A Boccaccio, nel Decameron, bastarono sette donne e tre uomini, e la civiltà poteva ripartire. Era la fase due durante la peste del 1348, l'ordine dopo la confusione, la rinascita dopo la caduta. Si era ancora nel Medioevo, epoca buia per tanti, al tempo dei Comuni; un mondo illuminato, viceversa, dal genio di chi pensava a un nuovo risorgimento dopo la barbarie. Oggi, per la ripartenza, ci si affida a Colao e alla sua squadra, da dove le donne sono per lo più escluse.

Che la pandemia abbia portato a suppurazione numerosi bubboni è evidente. Gli eventi di questi giorni convulsi si snodano davanti agli occhi, fotografano un Paese dove ciò che prima era tollerato ora c'interroga con drammatica evidenza.
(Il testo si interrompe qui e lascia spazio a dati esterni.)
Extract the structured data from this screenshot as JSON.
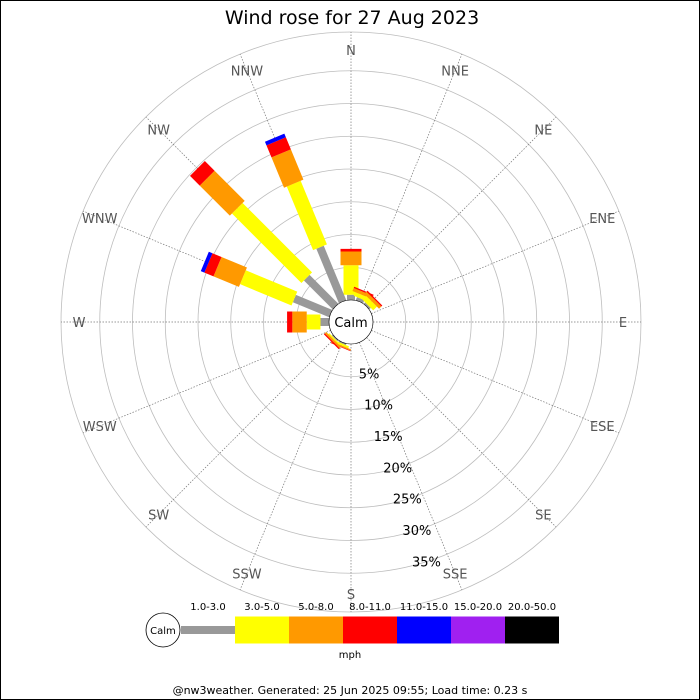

Il tappeto è ormai troppo corto per nascondere la polvere di gestioni politiche poco accorte, ed è finito il tempo in cui le parole venivano taciute, nella paura che, evocandole, le cose potessero sommergerci con la loro gravità.

Ma i problemi irrisolti s'impongono e riguardano il sistema sanitario, esploso in mille contraddizioni, il rapporto conflittuale fra Stato e Regioni, la mai sopita questione meridionale, i tempi biblici della burocrazia, il lavoro nero e l'evasione fiscale.

E vasione a proposito della quale Angela Merkel ricorda che non si può esigere un colossale aiuto dall'Europa e tollerare un'evasione di almeno 110 miliardi l'anno.

Quale sarà il costo non si sa e non basta il ricorso all'Historia magistra vitae. Non ci sono sufficienti appigli per anticipare le cifre della calamità. Nel 1918 e 1919 la Spagnola aveva causato circa 18 milioni di morti, letale quasi quanto la guerra con i suoi 20 milioni di caduti in quattro anni, e su cui, tuttavia, esistono pochissimi studi economici come rivela Romaric Godin, giornalista esperto in macroeconomia.

Per Godin: «Nei paesi al centro del conflitto, Francia, Belgio, Italia, Germania, dove i disastri della guerra avevano già provocato una grave crisi economica, gli effetti dell'epidemia potevano in effetti passare quasi inosservati». Solo lo studio dei ricercatori Karlsson, Nilsson e Pichler, risalente al 2013, che riguarda una Svezia fuori dal primo conflitto mondiale, ma colpita dalla malattia, rivela che i redditi furono gravemente penalizzati.

È certo invece che sul lungo termine la peste nera del 1348-1349 - come quella del 1720 - ha avuto un impatto economico molto negativo. Ma l'organizzazione dell'economia feudale dell'epoca era molto diversa da quella capitalista di oggi. Quel che si tace è che la peste riapparve nei luoghi già colpiti, a cicli e con cadenza decennale. Secondo lo storico Antonio Ivan Pini «il ripresentarsi della calamità compromise in modo definitivo il recupero demografico e occorsero interi decenni, e spesso due o tre secoli, perché le città recuperassero gli abitanti che avevano prima della peste nera». Le successive rivendicazioni dei ceti umili investirono nobiltà e borghesia fino a sfociare nella Jacquerie in Francia, nel moto dei Lollardi in Inghilterra e nel tumulto dei Ciompi a Firenze.

Se è difficile fare previsioni economiche di lunga gittata, oggi, nel tempo della ripresa, occorre risolvere alcuni problemi urgenti, e uno dei problemi più gravi, perché trasversale, è costituito dalla burocrazia. Giorni fa sul Corriere della Sera Sabino Cassese non aveva dubbi: «la ripresa ci sarà se ci liberiamo della burocrazia». Il mostro ha più teste, ma è vero che i poteri degli uffici sono attribuiti dalle leggi. Le procedure andrebbero sfoltite, così come sarebbe necessario dotarsi di corsie d'emergenza. Concetto ribadito da Federico Fubini, a proposito del Recovery Plan, che non potrà funzionare se l'amministrazione rimarrà bloccata, anche per i controlli.

Rosaria Amato di Repubblica sottolinea ad esempio che non si conosce il numero dei richiedenti la Cassa integrazione in deroga. Per loro un iter complicatissimo con il passaggio tra le regioni e l'Inps, e ogni regione con norme disuguali. Regioni il cui procedere in ordine sparso, su questioni diverse, ha generato grande sconcerto, con l'ombra dello Stato centrale sempre più sbiadita.